Forse i francesi istessi eran giá troppo vicini. Quell’operazione che avrebbe potuto riuscire a’ 25 di dicembre, allorché la Cittá la fece da re, facendo aprir di suo ordine le cacce del sovrano giá partito, difficilmente potea eseguirsi allorché i francesi erano a Capua. Per quanto disinteressata fosse stata la Cittá nelle sue operazioni e lontana dalle sue idee di oligarchia, volendo però formar la felicitá della nazione, non potea né dovea allontanarsi dalle idee nazionali; e troppo queste idee sarebbero state lontane dall’idee di molti altri. Ora i piú leggeri dispareri si conciliano con difficoltá, quando vi sia una forza esterna pronta a sostenere un partito. I partiti non cedono se non per diseguaglianza di forza o per vicendevole stanchezza di combattere: molte offese si tollerano e, tollerando, molti mali si evitano, sol perché non possiamo sul momento farne vendetta; e la concordia tra gli uomini è meno effetto di saviezza che di necessitá. Le potenze estere, pronte in tutt’i tempi a prender parte, prima nelle gare tra fazione e fazione di una medesima cittá, indi nelle dispute tra uno Stato e l’altro, hanno distrutta prima la libertá e poscia l’indipendenza dell’Italia. Niuna nazione piú della napolitana ne ha provati gl’infelici effetti.

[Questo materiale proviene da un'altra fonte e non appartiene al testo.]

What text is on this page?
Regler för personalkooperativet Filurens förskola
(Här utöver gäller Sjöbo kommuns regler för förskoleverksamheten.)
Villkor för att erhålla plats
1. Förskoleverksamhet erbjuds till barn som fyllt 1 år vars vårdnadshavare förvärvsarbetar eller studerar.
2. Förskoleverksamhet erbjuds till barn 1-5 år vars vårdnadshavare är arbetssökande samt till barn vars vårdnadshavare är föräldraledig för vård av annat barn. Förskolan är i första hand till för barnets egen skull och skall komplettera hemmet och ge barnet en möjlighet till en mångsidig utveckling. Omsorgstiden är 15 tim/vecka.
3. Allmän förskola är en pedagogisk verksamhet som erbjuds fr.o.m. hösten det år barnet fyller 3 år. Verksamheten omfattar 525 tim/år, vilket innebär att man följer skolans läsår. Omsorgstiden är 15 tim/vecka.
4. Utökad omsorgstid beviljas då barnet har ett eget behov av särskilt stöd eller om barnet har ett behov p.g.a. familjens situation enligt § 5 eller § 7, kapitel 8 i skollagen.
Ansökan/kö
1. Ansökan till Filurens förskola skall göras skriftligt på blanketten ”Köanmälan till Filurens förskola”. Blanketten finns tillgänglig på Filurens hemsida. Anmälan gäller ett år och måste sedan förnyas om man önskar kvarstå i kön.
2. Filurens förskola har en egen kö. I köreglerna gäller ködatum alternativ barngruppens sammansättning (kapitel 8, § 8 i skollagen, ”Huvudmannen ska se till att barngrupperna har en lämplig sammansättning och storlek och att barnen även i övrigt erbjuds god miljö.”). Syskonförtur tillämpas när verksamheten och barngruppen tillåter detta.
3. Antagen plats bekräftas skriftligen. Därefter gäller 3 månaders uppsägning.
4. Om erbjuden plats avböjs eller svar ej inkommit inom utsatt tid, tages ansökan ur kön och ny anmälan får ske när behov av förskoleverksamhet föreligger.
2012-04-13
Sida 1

Tra le tante potenze estere che vantavano un titolo su quel regno, ogni gara che sorgeva tra’ cittadini, vi era un estero che vi prendeva parte: talora gli esteri stessi fomentavano le gare; i cittadini, per essere piú forti, univano i loro disegni a quelli dell’estero, simili al cavallo che, per vendicarsi del cervo, si donò ad un padrone; e cosí quel regno è stato per cinque secoli (quanti se ne contano dall’estinzione della dinastia de’ Normanni fino allo stabilimento di quella dei Borboni) l’infelice teatro d’infinite guerre civili, senza che una di esse abbia potuto giammai produrre un bene alla patria.

Io forse non faccio che pascermi di dolci illusioni. Ma, se mai la repubblica si fosse fondata da noi medesimi; se la costituzione, diretta dalle idee eterne della giustizia, si fosse fondata sui bisogni e sugli usi del popolo; se un’autoritá, che il popolo credeva legittima e nazionale, invece di parlargli un astruso linguaggio che esso non intendeva, gli avesse procurato de’ beni reali e liberato lo avesse da que’ mali che soffriva; forse allora il popolo, non allarmato all’aspetto di novitá contro delle quali avea inteso dir tanto male, vedendo difese le sue idee ed i suoi costumi, senza soffrire il disagio della guerra e delle dilapidazioni che seco porta la guerra; forse… chi sa?… noi non piangeremmo ora sui miseri avanzi di una patria desolata e degna di una sorte migliore.